At our time and our choosing. We don't give a shit about your ego.

Jeff Barea (#4,298)

Then again, MoeLane.com learned early on that music soothes the savage beast.

Maybe you will follow his and Firedoglake's example and make sure your last post is a music one.

Not bloody likely among your dickwads..fucking egos for miles…

Dr. Christ (#8,398)

Mother Mary, grant us blessing.

Jeff Barea (#4,298)

Open your mouth to receive the body of christ COMPELS YOU. THE BODY OF CHRIST COMPELS YOU.

Heh.

heroofthebeach (#2,280)

I had a dream recently where I was in a train station and I was panicked because I had to get somewhere in a hurry, but I couldn't read the schedule monitor, which was very distressing. It just didn't make any sense. When I really focused, I came to realize that the screen wasn't displaying actual words, but was actually showing me Jeff Barea comments.
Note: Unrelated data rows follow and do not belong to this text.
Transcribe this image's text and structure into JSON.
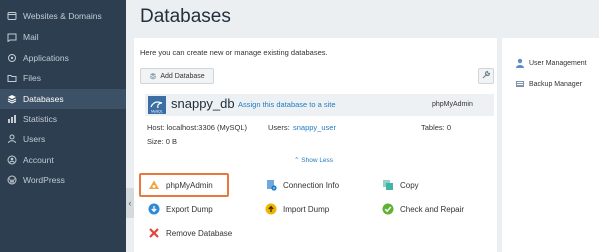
{
  "sidebar": {
    "items": [
      {
        "label": "Websites & Domains",
        "icon": "globe-icon"
      },
      {
        "label": "Mail",
        "icon": "mail-icon"
      },
      {
        "label": "Applications",
        "icon": "applications-icon"
      },
      {
        "label": "Files",
        "icon": "folder-icon"
      },
      {
        "label": "Databases",
        "icon": "database-icon",
        "active": true
      },
      {
        "label": "Statistics",
        "icon": "statistics-icon"
      },
      {
        "label": "Users",
        "icon": "user-icon"
      },
      {
        "label": "Account",
        "icon": "account-icon"
      },
      {
        "label": "WordPress",
        "icon": "wordpress-icon"
      }
    ],
    "collapse_glyph": "‹"
  },
  "page": {
    "title": "Databases",
    "intro": "Here you can create new or manage existing databases.",
    "add_db_label": "Add Database"
  },
  "db": {
    "name": "snappy_db",
    "logo_text": "MySQL",
    "assign_link": "Assign this database to a site",
    "phpmyadmin_link": "phpMyAdmin",
    "host": "Host: localhost:3306 (MySQL)",
    "users_label": "Users:",
    "users_value": "snappy_user",
    "tables": "Tables: 0",
    "size": "Size: 0 B",
    "show_less": "⌃ Show Less"
  },
  "actions": {
    "phpmyadmin": "phpMyAdmin",
    "connection_info": "Connection Info",
    "copy": "Copy",
    "export_dump": "Export Dump",
    "import_dump": "Import Dump",
    "check_repair": "Check and Repair",
    "remove_db": "Remove Database"
  },
  "side_panel": {
    "user_management": "User Management",
    "backup_manager": "Backup Manager"
  },
  "colors": {
    "sidebar_bg": "#2c3e50",
    "accent_link": "#1f7bc1",
    "highlight": "#e8793a"
  }
}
You'd think that this would have tipped me off that I was dreaming, but it went on from there for what felt like hours, until I got into a shoving match with Richard Nixon (???) and finally woke up.

MParcells (#375)

Post needs a Jeff Barea tag.

BAREA OF THE MOUTH.

Harry Cheadle (#6,316)

I believe that "Jeff Barea" is not a human, but rather a rogue computer program that has eked out a meager existence on a server somewhere. It has slowly been evolving for years, and now it is trying to communicate with us. Unfortunately, it doesn't yet understand language, so while its comments have a kind of internal syntax and logic, they fail in their purpose of communicating with us.

I understand you, "Jeff."

Damien House (#8,408)

The "bad way" is what I recently noticed about most political news outlets…they treat politics like it's a sports show rather than what it's really about: philosophy and social studies. It's annoying, and why I keep my political news intake to once a month.